Cal doesn’t question it, because Jolie will understand. She’s too pragmatic not to. I still almost feel sick as I tear my eyes away, thinking only of how my father must have said the same thing all the times that he left me. Before the guilt can stop me, I pull up a projector screen and scroll to the bottom of my contacts, firing up a call. Cal squeezes my hand and heads back to the bedroom, already tying her hair into its usual tail. Fuzzy audio kicks on a moment later.
“Sorry to call so late,” I say into my JOY. “I need a favor.”
Yuki’s voice crackles back in a tired chuckle. “Ghost, has anyone ever let you know that you have an exceedingly enviable brevity of etiquette?”
“…No?”
“It’s captivating, I assure you. But continue. The favor?”
“Where are you?”
“Your hustler wrangled me into one of the poker tables down at the Seven Heavens. I swear his bad luck is infectious; seems I’ve caught a case of it myself.”
“Nabuna is there? Put him on the line.”
“We’re already on speaker. Nabuna, goodman, you only have two cards. Quit pretending to read them and say something.”
“Go back to bed, chica.”
“Are you drunk?”
“He is,” both of them say simultaneously. “Not enough, I assure you,” Yuki adds.
“Then sober up and get over here.
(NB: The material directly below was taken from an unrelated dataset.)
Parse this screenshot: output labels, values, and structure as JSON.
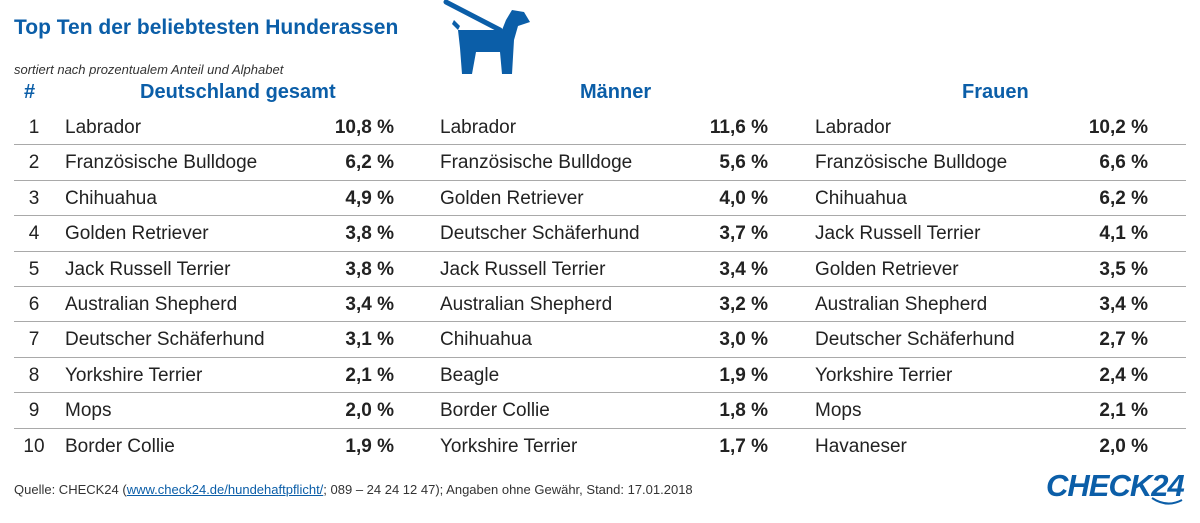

I need Jolie’s escape plan moved to tonight, and I need you two to see it through for me. Make sure she gets out of the city safely.” Someone curses on the other side of the call. Chairs scrape in a hurry. Shuffling interference takes over. I glance up as Cal comes back with skinsuits and our jackets, my prosthetic tucked beneath her arm. A tattered white scarf winds around her neck.
“Where will you be?” Yuki asks.
“Cal and I have another fight to finish.”
“Very well. It’s a little late to be entrusting me with the safety of the most powerful- and wanted- woman in the Section. But for a friend?” I can almost hear Yuki checking his clock. “Well, it isn’t midnight yet. And I do owe you a proper birthday gift.”